DSPRelated.com
Forums

channeliser of Polyphase filter followed by FFT

Started by kaz 2 months ago22 replieslatest reply 2 weeks ago242 views

Hi,

I have never done a channeliser. I can understand the classic method of "shift each channel to dc and filter/decimate" or use bandpass filter). I am trying to understand the alternative design using polyphase filter (PF) followed by FFT. 

I was happy to see this document https://cdrdv2-public.intel.com/650298/versatile-c... 

from Intel but upon some thought and simple modelling I feel it doesn't make sense. I am focused on page 2 only. In particular this below statement:

screenshot 2024-12-12 153347_36295.png


How can phase be so rotated by polyphases as to cancel out except for the baseband.

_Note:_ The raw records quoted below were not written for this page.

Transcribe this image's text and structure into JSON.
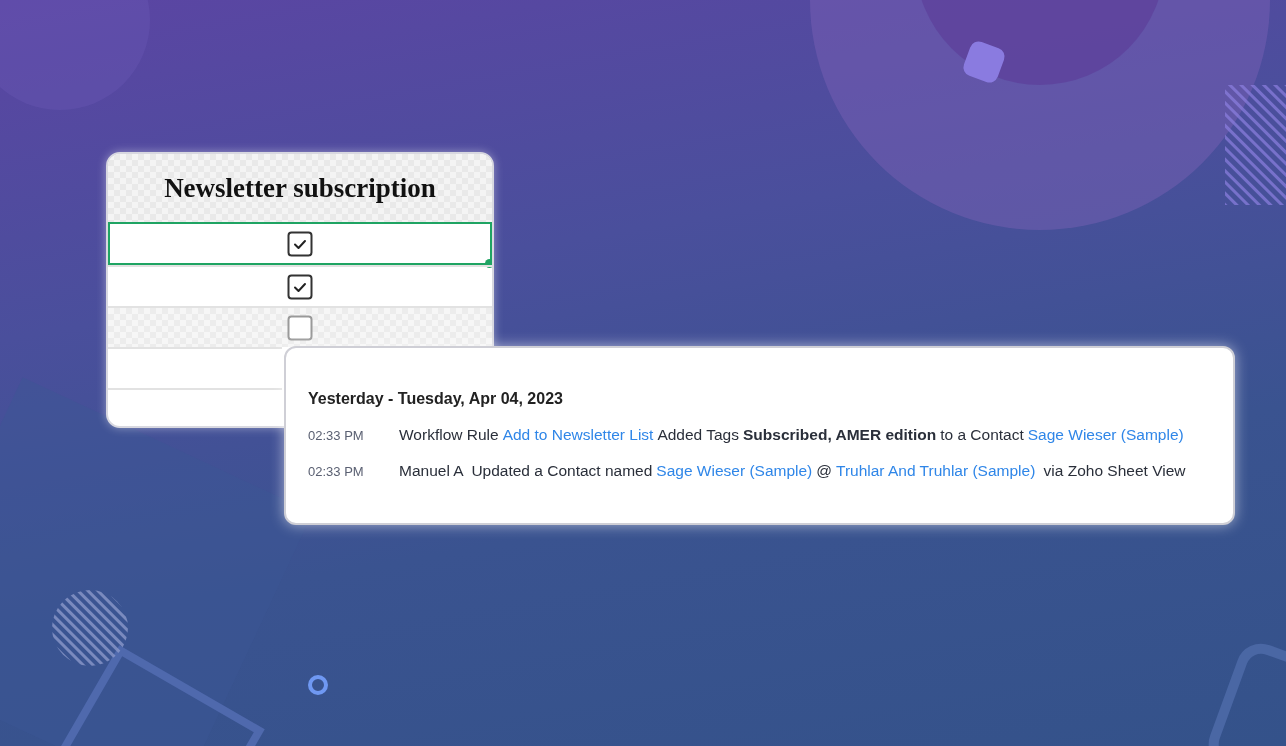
{
  "subscription_table": {
    "header": "Newsletter subscription",
    "rows": [
      {
        "kind": "checkbox",
        "checked": true,
        "selected": true
      },
      {
        "kind": "checkbox",
        "checked": true,
        "selected": false
      },
      {
        "kind": "checkbox",
        "checked": false,
        "selected": false
      },
      {
        "kind": "blank",
        "selected": false
      },
      {
        "kind": "blank",
        "selected": false
      }
    ]
  },
  "timeline": {
    "date_heading": "Yesterday - Tuesday, Apr 04, 2023",
    "entries": [
      {
        "time": "02:33 PM",
        "segments": [
          {
            "kind": "text",
            "text": "Workflow Rule"
          },
          {
            "kind": "link",
            "text": "Add to Newsletter List"
          },
          {
            "kind": "text",
            "text": "Added Tags"
          },
          {
            "kind": "bold",
            "text": "Subscribed, AMER edition"
          },
          {
            "kind": "text",
            "text": "to a Contact"
          },
          {
            "kind": "link",
            "text": "Sage Wieser (Sample)"
          }
        ]
      },
      {
        "time": "02:33 PM",
        "segments": [
          {
            "kind": "text",
            "text": "Manuel A  Updated a Contact named"
          },
          {
            "kind": "link",
            "text": "Sage Wieser (Sample)"
          },
          {
            "kind": "text",
            "text": "@"
          },
          {
            "kind": "link",
            "text": "Truhlar And Truhlar (Sample)"
          },
          {
            "kind": "text",
            "text": " via Zoho Sheet View"
          }
        ]
      }
    ]
  }
}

Can someone please also shed some light on this PF => FFT architecture. 

Thanks


[ - ]
Reply by napiermDecember 12, 2024

There are quite a few fred harris presentations.  But I'll admit I didn't really understand how they worked until I had to implement one myself.  But yes, on its face it sure looks like witchcraft.

Do you have access to Matlab?  Fred has this animated matlab script showing the "arms" of the phases walking around as an input tone moves from one channel to the next.

The short answer is that all the added phases cancel out except for the channel the signal is in.

Another way to think about it is the prototype baseband filter.  In channel 0 (DC) the filter has not moved.  So you filter 1st and then decimate.  The filter design is important as all of the frequency bands will fold back on top.  So your stop band should continue to roll off as 1/f rather than equ-ripple.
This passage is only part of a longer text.